The Connected Consumer

A product’s early sales data may hold clues for marketers.

Yaniv Dover says a product's early sales data may reveal how consumers influence the buying decisions of others.

Picture a tired hiker stopping to rest beneath a tree on a windy day. Before she sits down, she looks up to see if there are any loose branches the breeze is likely to dislodge. Just by studying the way a branch moves in the wind, she may observe how strongly connected to the tree it is and the likelihood that a gust of wind may cause it to fall on her head.

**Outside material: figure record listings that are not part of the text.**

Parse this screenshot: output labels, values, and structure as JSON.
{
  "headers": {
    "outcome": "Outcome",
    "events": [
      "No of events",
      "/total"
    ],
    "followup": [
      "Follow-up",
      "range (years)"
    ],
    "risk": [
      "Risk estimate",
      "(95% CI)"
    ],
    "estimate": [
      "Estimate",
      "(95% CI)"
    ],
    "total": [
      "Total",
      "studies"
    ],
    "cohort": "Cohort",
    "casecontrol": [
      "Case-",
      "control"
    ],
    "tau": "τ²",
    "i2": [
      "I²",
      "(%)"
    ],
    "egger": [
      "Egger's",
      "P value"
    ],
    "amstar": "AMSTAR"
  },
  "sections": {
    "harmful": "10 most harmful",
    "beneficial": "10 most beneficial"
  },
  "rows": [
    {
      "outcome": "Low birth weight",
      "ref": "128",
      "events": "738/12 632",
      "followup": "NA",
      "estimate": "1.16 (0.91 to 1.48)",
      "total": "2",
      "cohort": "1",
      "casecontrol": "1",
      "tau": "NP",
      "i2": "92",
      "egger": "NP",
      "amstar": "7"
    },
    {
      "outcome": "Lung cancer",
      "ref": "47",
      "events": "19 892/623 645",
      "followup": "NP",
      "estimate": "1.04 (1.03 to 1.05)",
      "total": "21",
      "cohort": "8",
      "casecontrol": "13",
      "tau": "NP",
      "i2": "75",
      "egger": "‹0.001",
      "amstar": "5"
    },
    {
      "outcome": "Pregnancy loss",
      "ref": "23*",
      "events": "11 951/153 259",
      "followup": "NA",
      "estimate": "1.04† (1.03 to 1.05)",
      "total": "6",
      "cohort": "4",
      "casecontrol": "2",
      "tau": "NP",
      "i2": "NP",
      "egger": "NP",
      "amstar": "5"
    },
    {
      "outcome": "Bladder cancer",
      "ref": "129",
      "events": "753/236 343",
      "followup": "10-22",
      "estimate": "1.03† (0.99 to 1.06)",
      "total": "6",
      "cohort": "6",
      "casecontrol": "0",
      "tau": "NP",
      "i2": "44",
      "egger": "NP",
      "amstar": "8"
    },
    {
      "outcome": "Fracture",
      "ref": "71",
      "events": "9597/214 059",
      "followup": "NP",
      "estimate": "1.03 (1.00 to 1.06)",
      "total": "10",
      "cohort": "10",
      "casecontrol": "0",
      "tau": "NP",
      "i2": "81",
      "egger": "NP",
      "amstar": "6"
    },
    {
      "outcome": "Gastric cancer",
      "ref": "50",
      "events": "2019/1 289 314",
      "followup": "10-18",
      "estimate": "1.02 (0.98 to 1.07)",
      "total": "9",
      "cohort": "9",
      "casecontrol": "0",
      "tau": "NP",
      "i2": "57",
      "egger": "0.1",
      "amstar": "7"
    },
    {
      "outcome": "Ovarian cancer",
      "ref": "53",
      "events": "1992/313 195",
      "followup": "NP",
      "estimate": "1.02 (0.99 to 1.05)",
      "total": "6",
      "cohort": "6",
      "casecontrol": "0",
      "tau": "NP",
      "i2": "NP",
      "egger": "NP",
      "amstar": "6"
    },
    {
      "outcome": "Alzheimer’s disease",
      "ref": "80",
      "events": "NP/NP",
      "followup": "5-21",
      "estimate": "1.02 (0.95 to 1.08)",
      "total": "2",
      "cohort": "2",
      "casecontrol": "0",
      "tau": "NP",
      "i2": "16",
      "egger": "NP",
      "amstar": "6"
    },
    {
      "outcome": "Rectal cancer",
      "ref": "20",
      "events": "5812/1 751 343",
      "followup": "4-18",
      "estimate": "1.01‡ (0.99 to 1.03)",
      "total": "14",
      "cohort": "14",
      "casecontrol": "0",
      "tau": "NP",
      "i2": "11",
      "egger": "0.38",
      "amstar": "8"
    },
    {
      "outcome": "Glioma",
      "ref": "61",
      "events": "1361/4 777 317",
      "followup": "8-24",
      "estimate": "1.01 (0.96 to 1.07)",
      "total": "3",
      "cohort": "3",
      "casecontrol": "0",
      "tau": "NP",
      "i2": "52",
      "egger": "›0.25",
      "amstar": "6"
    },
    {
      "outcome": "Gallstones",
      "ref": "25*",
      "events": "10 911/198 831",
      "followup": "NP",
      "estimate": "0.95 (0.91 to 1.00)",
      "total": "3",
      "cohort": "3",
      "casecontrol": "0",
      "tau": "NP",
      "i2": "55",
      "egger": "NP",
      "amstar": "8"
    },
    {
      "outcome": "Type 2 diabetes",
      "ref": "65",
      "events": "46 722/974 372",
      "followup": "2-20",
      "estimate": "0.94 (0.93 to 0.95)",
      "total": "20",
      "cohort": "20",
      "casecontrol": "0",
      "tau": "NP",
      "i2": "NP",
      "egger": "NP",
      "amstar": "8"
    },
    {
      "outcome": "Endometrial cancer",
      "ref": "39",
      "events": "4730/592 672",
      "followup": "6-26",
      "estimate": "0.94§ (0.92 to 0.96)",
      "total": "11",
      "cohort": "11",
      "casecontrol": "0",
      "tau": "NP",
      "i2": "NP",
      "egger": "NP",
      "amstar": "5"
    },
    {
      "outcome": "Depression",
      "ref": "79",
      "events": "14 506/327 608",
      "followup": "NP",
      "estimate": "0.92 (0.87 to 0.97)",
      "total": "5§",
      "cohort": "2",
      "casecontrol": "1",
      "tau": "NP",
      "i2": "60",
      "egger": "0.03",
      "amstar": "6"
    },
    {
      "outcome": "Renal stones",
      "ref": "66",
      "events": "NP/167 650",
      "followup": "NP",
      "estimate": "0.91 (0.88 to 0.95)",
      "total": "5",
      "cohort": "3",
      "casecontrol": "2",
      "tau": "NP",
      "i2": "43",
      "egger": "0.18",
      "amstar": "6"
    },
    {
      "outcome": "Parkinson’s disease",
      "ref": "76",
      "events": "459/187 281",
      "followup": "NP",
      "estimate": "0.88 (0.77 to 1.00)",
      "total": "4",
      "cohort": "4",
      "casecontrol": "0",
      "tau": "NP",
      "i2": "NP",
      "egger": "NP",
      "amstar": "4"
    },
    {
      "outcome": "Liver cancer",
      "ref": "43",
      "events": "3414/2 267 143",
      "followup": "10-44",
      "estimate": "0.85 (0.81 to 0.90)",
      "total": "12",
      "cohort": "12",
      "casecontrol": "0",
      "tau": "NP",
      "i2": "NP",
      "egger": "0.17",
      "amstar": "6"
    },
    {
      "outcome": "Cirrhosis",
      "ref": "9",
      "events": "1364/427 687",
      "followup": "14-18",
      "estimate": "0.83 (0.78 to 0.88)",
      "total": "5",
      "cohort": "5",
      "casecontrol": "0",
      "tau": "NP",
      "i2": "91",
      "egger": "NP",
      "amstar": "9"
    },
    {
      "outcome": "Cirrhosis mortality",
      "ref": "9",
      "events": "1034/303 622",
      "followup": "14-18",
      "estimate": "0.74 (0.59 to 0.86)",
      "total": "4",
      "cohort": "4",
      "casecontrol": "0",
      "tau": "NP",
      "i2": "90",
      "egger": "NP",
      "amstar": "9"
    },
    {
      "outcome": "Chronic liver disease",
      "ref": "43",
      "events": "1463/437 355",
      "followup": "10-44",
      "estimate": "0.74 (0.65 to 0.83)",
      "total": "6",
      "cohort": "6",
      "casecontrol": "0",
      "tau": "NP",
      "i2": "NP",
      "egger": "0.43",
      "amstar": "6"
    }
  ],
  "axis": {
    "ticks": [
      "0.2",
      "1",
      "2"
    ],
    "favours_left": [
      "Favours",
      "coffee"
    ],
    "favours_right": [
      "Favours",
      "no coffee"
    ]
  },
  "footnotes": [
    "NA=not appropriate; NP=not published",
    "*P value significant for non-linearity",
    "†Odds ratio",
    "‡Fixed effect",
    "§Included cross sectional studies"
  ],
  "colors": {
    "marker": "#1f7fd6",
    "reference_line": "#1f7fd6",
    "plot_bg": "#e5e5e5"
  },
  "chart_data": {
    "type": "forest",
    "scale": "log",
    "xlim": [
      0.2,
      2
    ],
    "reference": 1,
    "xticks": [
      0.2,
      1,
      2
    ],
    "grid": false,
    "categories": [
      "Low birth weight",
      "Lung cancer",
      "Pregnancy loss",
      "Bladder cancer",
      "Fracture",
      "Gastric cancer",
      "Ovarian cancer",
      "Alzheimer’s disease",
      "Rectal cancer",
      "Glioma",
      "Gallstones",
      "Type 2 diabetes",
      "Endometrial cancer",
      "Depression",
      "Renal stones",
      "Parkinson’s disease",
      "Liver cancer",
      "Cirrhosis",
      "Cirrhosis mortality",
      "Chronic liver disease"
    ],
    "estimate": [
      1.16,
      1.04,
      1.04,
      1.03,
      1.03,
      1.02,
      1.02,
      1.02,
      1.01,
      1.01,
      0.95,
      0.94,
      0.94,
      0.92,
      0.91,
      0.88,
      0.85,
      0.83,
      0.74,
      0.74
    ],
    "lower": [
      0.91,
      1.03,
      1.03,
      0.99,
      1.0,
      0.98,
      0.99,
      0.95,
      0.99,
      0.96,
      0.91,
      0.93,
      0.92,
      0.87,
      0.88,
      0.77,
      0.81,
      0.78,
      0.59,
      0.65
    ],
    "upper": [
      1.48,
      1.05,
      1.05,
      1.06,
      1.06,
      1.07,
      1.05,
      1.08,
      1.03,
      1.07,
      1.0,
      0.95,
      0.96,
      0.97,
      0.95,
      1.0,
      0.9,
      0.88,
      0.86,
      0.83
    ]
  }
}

The hiker’s story is an expression of a famed proof in statistical physics called “The Fluctuation-Dissipation Theorem.” This theory says that under some conditions, there is a direct connection between seemingly unimportant “noise” in a system and the system’s inherent structural properties. By watching the seemingly unimportant motion of the branches, the hiker may be able to make a determination about the health and strength of the trunk high above her. Physicists can use this theory to deduce the properties of a liquid by observing the random “noisy” motion of micro-particles immersed in it.

This same idea may also be able to help forecast a product’s sales. Myself and colleagues Jacob Goldenberg from IDC Herzelia and Danny Shapira of Ben Gurion University, both in Israel, have hypothesized that the way some sales data fluctuate over time are directly related to a major structure through which products spread: social networks.

How products spread through social networks is something marketers have almost no information about. Companies may have the names of some of their customers and occasionally information about what other products they like to buy. But they lack data on how their customers’ purchases affect the buying behavior of others they know.

This sort of research is particularly useful to managers just after a product launch, when there is only very limited sales data available. During that delicate time, when some managerial decisions may prove critical to the fate of a product, uncertainty prevails amidst the drip-drop of small-numbers, early-stage sales. We’ve conjectured that this seemingly irrelevant early-stage “noise” can be used to tell us something about the fundamental properties of the social networks through which the new product is spreading.

This matters because the social networks through which successful products spread may be fundamentally different than the social networks through which failed products spread. Take athletic shoes, for example. One teenager may pressure his parents to buy a new pair of shoes because the two best players on his soccer team also have them. Another may get them because his grandmother received an ad for them in her Sunday newspaper just before his birthday. If companies know their early sales are traveling through networks like the first, rather than the second, they can quickly devote marketing resources to a product that’s likely to be a hit.

My colleagues and I expect that we can tell the difference between the two phenomena simply by observing mathematical patterns in sales. The statistical pattern of sales of a product that spreads through advertising and promotions to a wide audience should look different than those that move quickly through a tightly-knit group of people like a soccer team.

Like the hiker who can’t see how strongly a branch is attached to a tree but can conjecture something about it from how it moves in the wind, we should be able to learn something about a product’s movement through a social network without ever observing who the shoe customers are or which soccer team they play for. These patterns in early sales data carry the footprint of the products’ influence network—and thus clues to its fate.